What, then, is soul? Soul is bigger and more beautiful than anyone can capture in words. But here’s something that moves in the right direction: soul is the essence of who you are as a manifestation of the Sacred. It is the divine spark within you, the image of God which is your truest self. Some scientists say that the soul is a way of describing the genius of human consciousness, your awareness of your place in the universe, your sense of transcendence.
“Soul” means that there’s so much more within you than you have yet to know. There’s lead inside, of course, but there’s gold you’ve not yet discovered. And if you discover the gold within you, you’ll manifest that gold outside you. If you live from the beauty and goodness of your soul, you’ll manifest beauty and goodness in the world.
In the second of two creation myths, woven together in the first and second chapters of the Book of Genesis, we find an early meditation on the nature of what lies within and beneath all that is visible to the eye. We could call this a primitive, but highly perceptive psychology—something that for too long has been read literally and historically when it was meant metaphorically and symbolically, a parable inviting us to perceive the sacredness of what is within us and within all things, a summons to become aware and reverent toward what matters most—your soul, my soul, the Soul of the universe
“In the day that the Lord God made the earth and the heavens, when no plant of the field was yet in the earth and no herb of the field had yet sprung up—for the Lord God had not caused it to rain upon the earth, and there was no one to till the ground; but a stream would rise from the earth, and water the whole face of the ground—”
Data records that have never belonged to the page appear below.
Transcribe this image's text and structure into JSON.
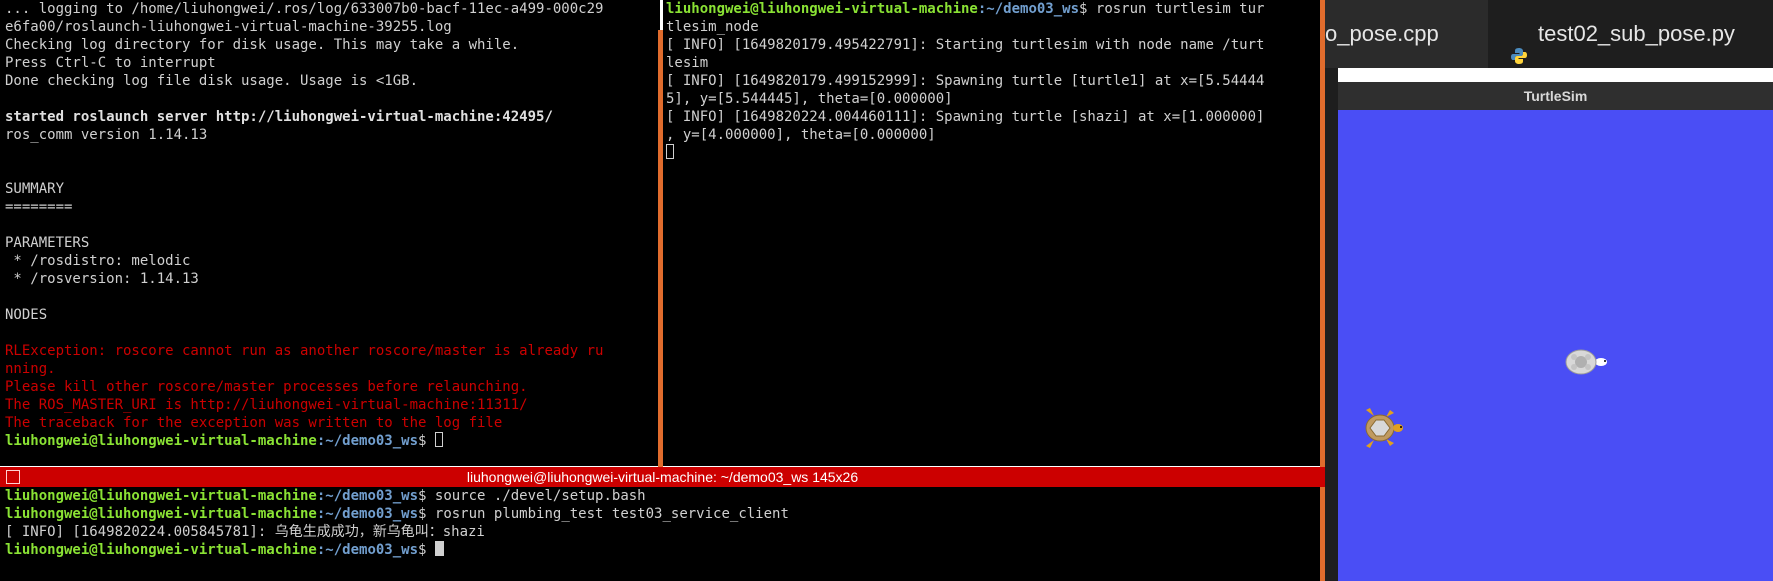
{
  "left_terminal": {
    "lines": [
      {
        "text": "... logging to /home/liuhongwei/.ros/log/633007b0-bacf-11ec-a499-000c29",
        "style": "normal"
      },
      {
        "text": "e6fa00/roslaunch-liuhongwei-virtual-machine-39255.log",
        "style": "normal"
      },
      {
        "text": "Checking log directory for disk usage. This may take a while.",
        "style": "normal"
      },
      {
        "text": "Press Ctrl-C to interrupt",
        "style": "normal"
      },
      {
        "text": "Done checking log file disk usage. Usage is <1GB.",
        "style": "normal"
      },
      {
        "text": "",
        "style": "normal"
      },
      {
        "text": "started roslaunch server http://liuhongwei-virtual-machine:42495/",
        "style": "bold"
      },
      {
        "text": "ros_comm version 1.14.13",
        "style": "normal"
      },
      {
        "text": "",
        "style": "normal"
      },
      {
        "text": "",
        "style": "normal"
      },
      {
        "text": "SUMMARY",
        "style": "normal"
      },
      {
        "text": "========",
        "style": "normal"
      },
      {
        "text": "",
        "style": "normal"
      },
      {
        "text": "PARAMETERS",
        "style": "normal"
      },
      {
        "text": " * /rosdistro: melodic",
        "style": "normal"
      },
      {
        "text": " * /rosversion: 1.14.13",
        "style": "normal"
      },
      {
        "text": "",
        "style": "normal"
      },
      {
        "text": "NODES",
        "style": "normal"
      },
      {
        "text": "",
        "style": "normal"
      },
      {
        "text": "RLException: roscore cannot run as another roscore/master is already ru",
        "style": "err"
      },
      {
        "text": "nning.",
        "style": "err"
      },
      {
        "text": "Please kill other roscore/master processes before relaunching.",
        "style": "err"
      },
      {
        "text": "The ROS_MASTER_URI is http://liuhongwei-virtual-machine:11311/",
        "style": "err"
      },
      {
        "text": "The traceback for the exception was written to the log file",
        "style": "err"
      }
    ],
    "prompt_user": "liuhongwei@liuhongwei-virtual-machine",
    "prompt_path": ":~/demo03_ws",
    "prompt_end": "$ "
  },
  "right_terminal": {
    "prompt_user": "liuhongwei@liuhongwei-virtual-machine",
    "prompt_path": ":~/demo03_ws",
    "prompt_cmd": "$ rosrun turtlesim tur",
    "lines": [
      "tlesim_node",
      "[ INFO] [1649820179.495422791]: Starting turtlesim with node name /turt",
      "lesim",
      "[ INFO] [1649820179.499152999]: Spawning turtle [turtle1] at x=[5.54444",
      "5], y=[5.544445], theta=[0.000000]",
      "[ INFO] [1649820224.004460111]: Spawning turtle [shazi] at x=[1.000000]",
      ", y=[4.000000], theta=[0.000000]"
    ]
  },
  "bottom_terminal": {
    "title": "liuhongwei@liuhongwei-virtual-machine: ~/demo03_ws 145x26",
    "prompt_user": "liuhongwei@liuhongwei-virtual-machine",
    "prompt_path": ":~/demo03_ws",
    "cmd1": "$ source ./devel/setup.bash",
    "cmd2": "$ rosrun plumbing_test test03_service_client",
    "info_line": "[ INFO] [1649820224.005845781]: 乌龟生成成功，新乌龟叫：shazi",
    "prompt_end": "$ "
  },
  "editor_tabs": {
    "tab1": "o_pose.cpp",
    "tab2": "test02_sub_pose.py",
    "python_icon": "python-icon"
  },
  "turtlesim": {
    "title": "TurtleSim",
    "background_color": "#4a4ef5",
    "turtles": [
      {
        "name": "turtle1",
        "x": 5.544445,
        "y": 5.544445,
        "theta": 0.0
      },
      {
        "name": "shazi",
        "x": 1.0,
        "y": 4.0,
        "theta": 0.0
      }
    ]
  }
}
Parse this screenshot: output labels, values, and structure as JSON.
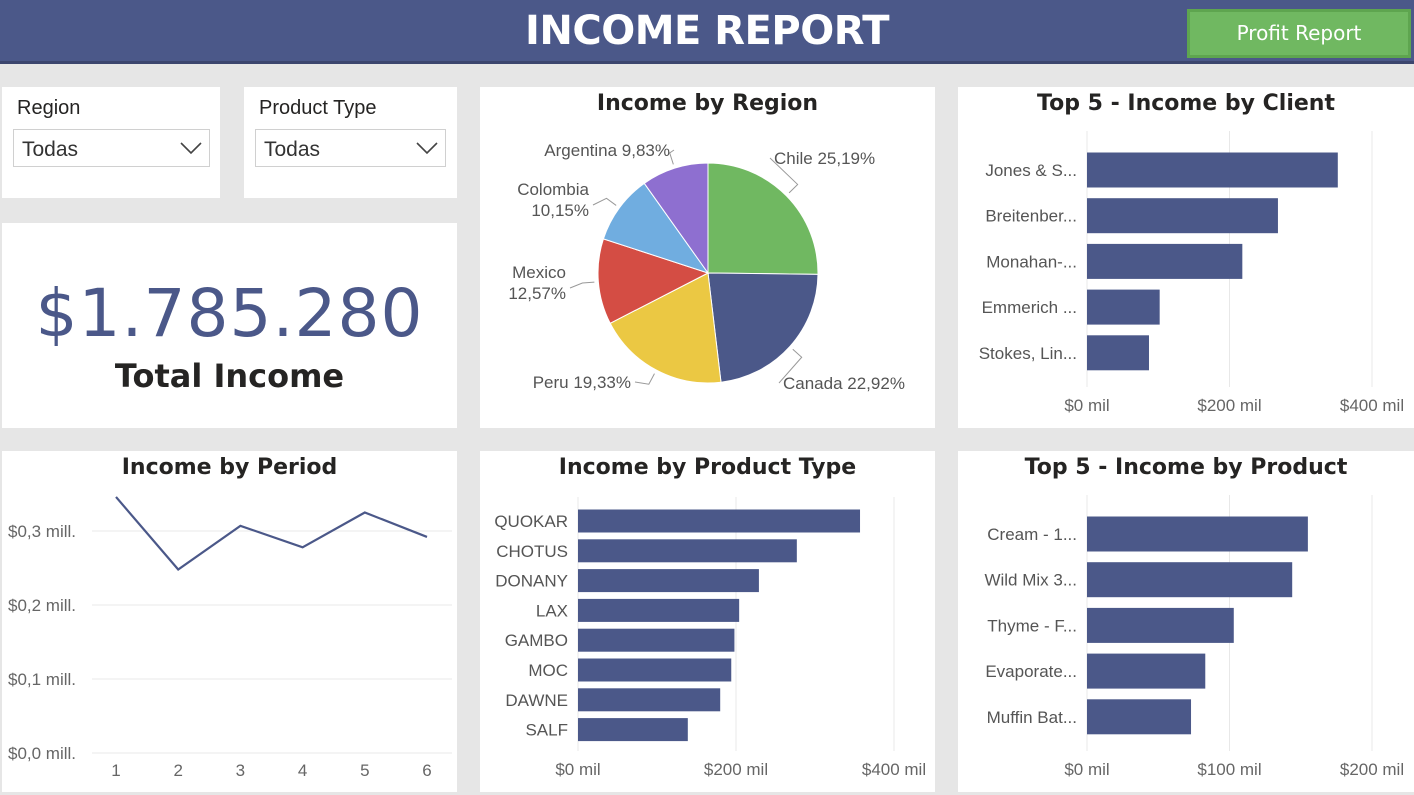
{
  "header": {
    "title": "INCOME REPORT",
    "profit_button": "Profit Report"
  },
  "colors": {
    "header_bg": "#4b5889",
    "bar": "#4b5889",
    "button": "#70b861",
    "pie": [
      "#70b861",
      "#4b5889",
      "#ebc843",
      "#d44d44",
      "#70ade0",
      "#8e6fd0"
    ]
  },
  "slicers": {
    "region": {
      "label": "Region",
      "value": "Todas"
    },
    "product_type": {
      "label": "Product Type",
      "value": "Todas"
    }
  },
  "kpi": {
    "value": "$1.785.280",
    "label": "Total Income"
  },
  "chart_data": [
    {
      "id": "income_by_region",
      "type": "pie",
      "title": "Income by Region",
      "labels": [
        "Chile",
        "Canada",
        "Peru",
        "Mexico",
        "Colombia",
        "Argentina"
      ],
      "values": [
        25.19,
        22.92,
        19.33,
        12.57,
        10.15,
        9.83
      ],
      "label_text": [
        "Chile 25,19%",
        "Canada 22,92%",
        "Peru 19,33%",
        "Mexico",
        "Colombia",
        "Argentina 9,83%"
      ],
      "label_text2": [
        "",
        "",
        "",
        "12,57%",
        "10,15%",
        ""
      ]
    },
    {
      "id": "top5_income_by_client",
      "type": "bar",
      "orientation": "horizontal",
      "title": "Top 5 - Income by Client",
      "categories": [
        "Jones & S...",
        "Breitenber...",
        "Monahan-...",
        "Emmerich ...",
        "Stokes, Lin..."
      ],
      "values": [
        352,
        268,
        218,
        102,
        87
      ],
      "xticks": [
        "$0 mil",
        "$200 mil",
        "$400 mil"
      ],
      "xlim": [
        0,
        400
      ]
    },
    {
      "id": "income_by_period",
      "type": "line",
      "title": "Income by Period",
      "x": [
        1,
        2,
        3,
        4,
        5,
        6
      ],
      "y": [
        0.346,
        0.248,
        0.307,
        0.278,
        0.325,
        0.292
      ],
      "yticks": [
        "$0,0 mill.",
        "$0,1 mill.",
        "$0,2 mill.",
        "$0,3 mill."
      ],
      "ylim": [
        0,
        0.3
      ],
      "xticks": [
        "1",
        "2",
        "3",
        "4",
        "5",
        "6"
      ]
    },
    {
      "id": "income_by_product_type",
      "type": "bar",
      "orientation": "horizontal",
      "title": "Income by Product Type",
      "categories": [
        "QUOKAR",
        "CHOTUS",
        "DONANY",
        "LAX",
        "GAMBO",
        "MOC",
        "DAWNE",
        "SALF"
      ],
      "values": [
        357,
        277,
        229,
        204,
        198,
        194,
        180,
        139
      ],
      "xticks": [
        "$0 mil",
        "$200 mil",
        "$400 mil"
      ],
      "xlim": [
        0,
        400
      ]
    },
    {
      "id": "top5_income_by_product",
      "type": "bar",
      "orientation": "horizontal",
      "title": "Top 5 - Income by Product",
      "categories": [
        "Cream - 1...",
        "Wild Mix 3...",
        "Thyme - F...",
        "Evaporate...",
        "Muffin Bat..."
      ],
      "values": [
        155,
        144,
        103,
        83,
        73
      ],
      "xticks": [
        "$0 mil",
        "$100 mil",
        "$200 mil"
      ],
      "xlim": [
        0,
        200
      ]
    }
  ]
}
Before rain. Before human life. A river of life! The storyteller is using metaphor, a prose poem to tell us that without this subterranean river there’s no life. No plant of the field, no herb in the garden can grow in the outer world unless the inner world flows with the essence of life—with soul.
“Then the Lord God formed humankind from the dust of the ground, and breathed into their nostrils the breath of life; and the human became a living being.”
Who am I? Who are you?
We are so much more than we think, more than the definitions imposed on us, the drives that push us, the shame that binds us.
There is in each of us a living stream, the very life of the Divine, the fountain of our flourishing—infinite, immortal, and priceless. The main work of our lives is to find, cherish, liberate, and expand this fountainhead until our outer lives flow from all the goodness and beauty of our souls.